A história da primeira encenação de Diaguilev do balé "A Bela Adormecida" na Europa

Cultura
ANNA GALAIDA
Na história da cultura mundial, Serguêi Diaguilev e seus “Ballets Russes” representam um salto para o futuro e a busca por novas ideias e formas. Diaguilev via este espetáculo de balé clássico coreografado por Marius Petipa como um experimento excepcional.

O empresário russo Serguêi Diaguilev (também grafado como Diaghilev em português) não queria que seu projeto para Paris e Londres fosse um ponto sem nó. Em 1908, ao se preparar para a primeira “Temporada Russa”, Diaguilev fez questão de incluir um balé originalmente encenado por Marius Petipa, coreógrafo clássico de São Petersburgo.

Mas as circunstâncias eram contrárias a seu desejo: em Paris, o balé russo era considerado uma arte de vanguarda que carregava consigo os mais ousados e modernos significados e formas.

Mesmo assim, Diaguilev não desistiu da ideia de apresentar o balé clássico russo ao mundo. Ele teve de esperar mais de 10 anos, quando, em 1921, por um acaso, sua companhia se viu sem coreógrafo. O momento perfeito chegara e sua escolha recaiu sobre “A Bela Adormecida”, com música de Piotr Tchaikovsky.

"Foi um dia inesquecível! Durante três horas estive em um sonho mágico, embriagado por fadas e princesas, palácios magníficos refletindo seu ouro e o fascínio dos contos de fadas... Todo o meu ser parecia ecoar esses ritmos, esse fluxo radiante e fresco de beleza e melodias já familiares…”, relembrou Leon Bakst, artista convidado para trabalhar no figurino.

Ele foi considerado coautor de “A Bela Adormecida”, um balé em três atos com prólogo e apoteose.
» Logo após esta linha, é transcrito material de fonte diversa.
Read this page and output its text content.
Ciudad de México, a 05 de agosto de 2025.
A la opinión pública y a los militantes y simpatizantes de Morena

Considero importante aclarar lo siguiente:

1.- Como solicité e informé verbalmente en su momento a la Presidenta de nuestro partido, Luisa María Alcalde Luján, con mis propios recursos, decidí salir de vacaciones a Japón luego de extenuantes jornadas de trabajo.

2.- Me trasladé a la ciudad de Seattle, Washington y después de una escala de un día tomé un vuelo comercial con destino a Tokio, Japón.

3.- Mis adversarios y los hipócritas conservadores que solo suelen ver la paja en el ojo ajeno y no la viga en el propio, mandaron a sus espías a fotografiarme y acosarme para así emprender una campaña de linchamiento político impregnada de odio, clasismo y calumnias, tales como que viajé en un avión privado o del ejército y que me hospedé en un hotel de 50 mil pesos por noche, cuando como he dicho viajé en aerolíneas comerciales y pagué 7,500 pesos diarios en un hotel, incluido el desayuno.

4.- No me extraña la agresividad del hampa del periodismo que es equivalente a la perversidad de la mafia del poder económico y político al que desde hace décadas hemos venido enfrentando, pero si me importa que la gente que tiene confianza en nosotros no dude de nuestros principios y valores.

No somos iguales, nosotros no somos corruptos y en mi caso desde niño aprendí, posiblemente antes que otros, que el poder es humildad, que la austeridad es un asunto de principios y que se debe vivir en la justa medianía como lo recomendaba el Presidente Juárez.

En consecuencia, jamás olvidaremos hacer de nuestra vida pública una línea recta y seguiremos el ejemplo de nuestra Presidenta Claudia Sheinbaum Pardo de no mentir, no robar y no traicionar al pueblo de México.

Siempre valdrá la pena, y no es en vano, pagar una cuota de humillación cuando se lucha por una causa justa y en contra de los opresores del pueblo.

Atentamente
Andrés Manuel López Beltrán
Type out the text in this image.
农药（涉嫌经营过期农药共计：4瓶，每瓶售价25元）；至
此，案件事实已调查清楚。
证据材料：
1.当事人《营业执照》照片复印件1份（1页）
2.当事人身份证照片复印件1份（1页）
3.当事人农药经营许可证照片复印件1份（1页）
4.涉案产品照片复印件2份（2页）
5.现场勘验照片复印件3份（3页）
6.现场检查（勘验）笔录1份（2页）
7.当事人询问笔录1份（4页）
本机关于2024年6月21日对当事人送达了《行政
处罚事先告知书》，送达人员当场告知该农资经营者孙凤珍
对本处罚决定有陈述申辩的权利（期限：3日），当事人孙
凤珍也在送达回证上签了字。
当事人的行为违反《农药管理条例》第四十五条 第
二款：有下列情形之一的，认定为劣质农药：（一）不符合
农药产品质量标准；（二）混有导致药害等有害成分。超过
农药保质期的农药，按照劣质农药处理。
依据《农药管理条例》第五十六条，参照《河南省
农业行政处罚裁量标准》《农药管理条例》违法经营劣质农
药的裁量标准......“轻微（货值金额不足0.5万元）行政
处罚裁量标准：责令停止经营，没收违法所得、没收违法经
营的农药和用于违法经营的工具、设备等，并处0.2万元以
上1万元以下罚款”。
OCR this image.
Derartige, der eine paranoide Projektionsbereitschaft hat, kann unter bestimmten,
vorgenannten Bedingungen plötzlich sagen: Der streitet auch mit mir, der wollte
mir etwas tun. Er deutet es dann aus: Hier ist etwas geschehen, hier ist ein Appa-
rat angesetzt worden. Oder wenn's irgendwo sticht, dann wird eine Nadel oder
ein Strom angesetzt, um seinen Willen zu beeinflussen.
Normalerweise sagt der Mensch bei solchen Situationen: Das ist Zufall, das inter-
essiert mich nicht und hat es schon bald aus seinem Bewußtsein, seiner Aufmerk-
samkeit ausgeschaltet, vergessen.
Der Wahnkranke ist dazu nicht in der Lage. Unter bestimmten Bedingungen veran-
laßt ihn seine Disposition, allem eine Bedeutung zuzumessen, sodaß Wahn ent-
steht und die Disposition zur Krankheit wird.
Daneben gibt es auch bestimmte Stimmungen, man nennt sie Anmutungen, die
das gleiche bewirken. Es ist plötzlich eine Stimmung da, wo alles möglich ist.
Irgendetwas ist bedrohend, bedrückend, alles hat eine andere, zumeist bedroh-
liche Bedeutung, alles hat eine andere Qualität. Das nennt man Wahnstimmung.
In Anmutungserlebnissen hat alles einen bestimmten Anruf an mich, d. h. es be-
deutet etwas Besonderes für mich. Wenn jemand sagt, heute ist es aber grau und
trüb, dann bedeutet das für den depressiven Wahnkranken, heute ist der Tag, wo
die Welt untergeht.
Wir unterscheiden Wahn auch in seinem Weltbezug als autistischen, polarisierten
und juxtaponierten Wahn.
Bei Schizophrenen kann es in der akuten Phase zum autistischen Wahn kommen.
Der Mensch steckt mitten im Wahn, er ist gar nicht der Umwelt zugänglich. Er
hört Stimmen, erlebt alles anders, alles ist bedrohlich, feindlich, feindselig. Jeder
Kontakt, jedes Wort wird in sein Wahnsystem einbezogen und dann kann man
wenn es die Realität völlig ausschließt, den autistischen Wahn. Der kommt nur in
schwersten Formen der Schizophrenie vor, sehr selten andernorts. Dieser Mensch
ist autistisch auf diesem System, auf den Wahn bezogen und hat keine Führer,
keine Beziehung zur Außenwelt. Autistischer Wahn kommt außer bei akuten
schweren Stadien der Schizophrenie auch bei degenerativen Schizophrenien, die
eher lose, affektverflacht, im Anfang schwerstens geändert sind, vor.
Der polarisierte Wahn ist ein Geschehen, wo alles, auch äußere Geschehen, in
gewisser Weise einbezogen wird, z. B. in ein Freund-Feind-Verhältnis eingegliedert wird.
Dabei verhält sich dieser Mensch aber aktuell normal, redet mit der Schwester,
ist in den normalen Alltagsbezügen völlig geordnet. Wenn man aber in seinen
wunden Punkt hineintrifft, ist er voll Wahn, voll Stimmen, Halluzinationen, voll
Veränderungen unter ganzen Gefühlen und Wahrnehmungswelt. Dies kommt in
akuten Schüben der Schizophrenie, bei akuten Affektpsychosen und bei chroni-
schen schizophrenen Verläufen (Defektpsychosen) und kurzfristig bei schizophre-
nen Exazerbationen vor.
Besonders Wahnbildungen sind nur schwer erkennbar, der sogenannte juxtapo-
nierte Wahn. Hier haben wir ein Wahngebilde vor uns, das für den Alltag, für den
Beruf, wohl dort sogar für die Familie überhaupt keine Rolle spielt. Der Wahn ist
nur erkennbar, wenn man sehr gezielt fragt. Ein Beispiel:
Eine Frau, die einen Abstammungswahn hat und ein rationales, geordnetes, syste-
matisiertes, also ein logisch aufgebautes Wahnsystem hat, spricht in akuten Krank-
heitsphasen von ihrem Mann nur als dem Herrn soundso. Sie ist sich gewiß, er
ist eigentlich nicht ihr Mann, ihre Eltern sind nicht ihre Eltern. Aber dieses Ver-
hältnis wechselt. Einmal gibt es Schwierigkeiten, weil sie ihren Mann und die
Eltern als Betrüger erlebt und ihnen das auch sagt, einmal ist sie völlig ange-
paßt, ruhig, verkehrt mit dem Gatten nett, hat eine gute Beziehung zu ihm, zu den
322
Diaguilev apresentou uma produção verdadeiramente luxuosa, com cinco mudanças de cenário e cerca de trezentas fantasias.

Serguêi Grigoriev, diretor da trupe, lembrou que o Diaguilev ficou tão entusiasmado com o projeto que parecia ser sua primeira temporada. Porém, a produção estava destinada a ser encenada não em Paris, mas em Londres, onde Diaguilev conseguiu garantir 20.000 libras para a produção - uma quantia enorme para a época.

O destino presenteara Diaguilev. Naquele momento, o diretor do Teatro Mariínski, Nikolai Sergueiev, apareceu em Paris, sede dos “Ballets Russes”. Sergueiev tinha um conhecimento profundo do espetáculo e assumiu o trabalho de montá-lo.

Diaguilev conseguiu trazer para junto de si as principais dançarinas do Balé Imperial, Liubov Egôrova e Vera Trefílova, para o papel de princesa Aurora, além de contratar, diretamente da Rússia, Olga Spessívtseva, que se tornava uma nova estrela internacional.

Apesar de Diaguilev considerar “A Bela Adormecida” uma obra perfeita, ele decidiu introduzir uma série de inovações - números individuais de Tchaikovsky foram reorquestrados por Igor Stravinsky e coreografados por Bronislava Nijínskaia.

A estreia foi uma ocasião tumultuada, mas não foi tão triunfante quanto Diaguilev esperava. Ao longo de doze anos antes, os “Ballets Russes” haviam cultivado uma reputação como uma trupe que promovia a nova arte. Como resultado, o público de suas produções – uma elite intelectual, empresarial e artística - ficou perplexo com uma representação tão preto-no-branco do velho conto, sem qualquer ironia e cheia de "divertissement" e luxos.

Mesmo assim, “A Bela Adormecida” ficou em cartaz por três meses, com apresentações diárias e, por vezes, oito vezes por semana. O espetáculo bateu todos os recordes de público de um balé.

Porém, apesar de Diaguilev contar com uma temporada de seis meses, a londrina teria que ser maior e, para evitar punições por descumprir o contrato, ele teve que fugir de Londres, e os administradores da trupe tiveram que vender os cenários e figurinos.

Assim, os artefatos físicos da primeira produção europeia do balé clássico de Petipa foram perdidos. Mas o teste tinha dado certo: Diaguilev comprovou que a montagem original tinha um potencial atemporal.

No final das contas, a performance ficou na memória de muitos espectadores como um sonho mágico e exemplo de balé ideal, lembranças que viriam a inspirar novas produções e tendências inteiras na arte por muitas décadas.

De fato, em 2015, quando o coreógrafo Alexei Ratmansky, com o “American Ballet Theatre” em Nova York e o La Scala em Milão, tentou trazer o balé de Petipa de volta ao mundo na forma em que havia sido originalmente concebido, eles deram nova vida ao cenário de Bakst e seus figurinos - gerando assim uma nova onda de interesse pela produção de 1921.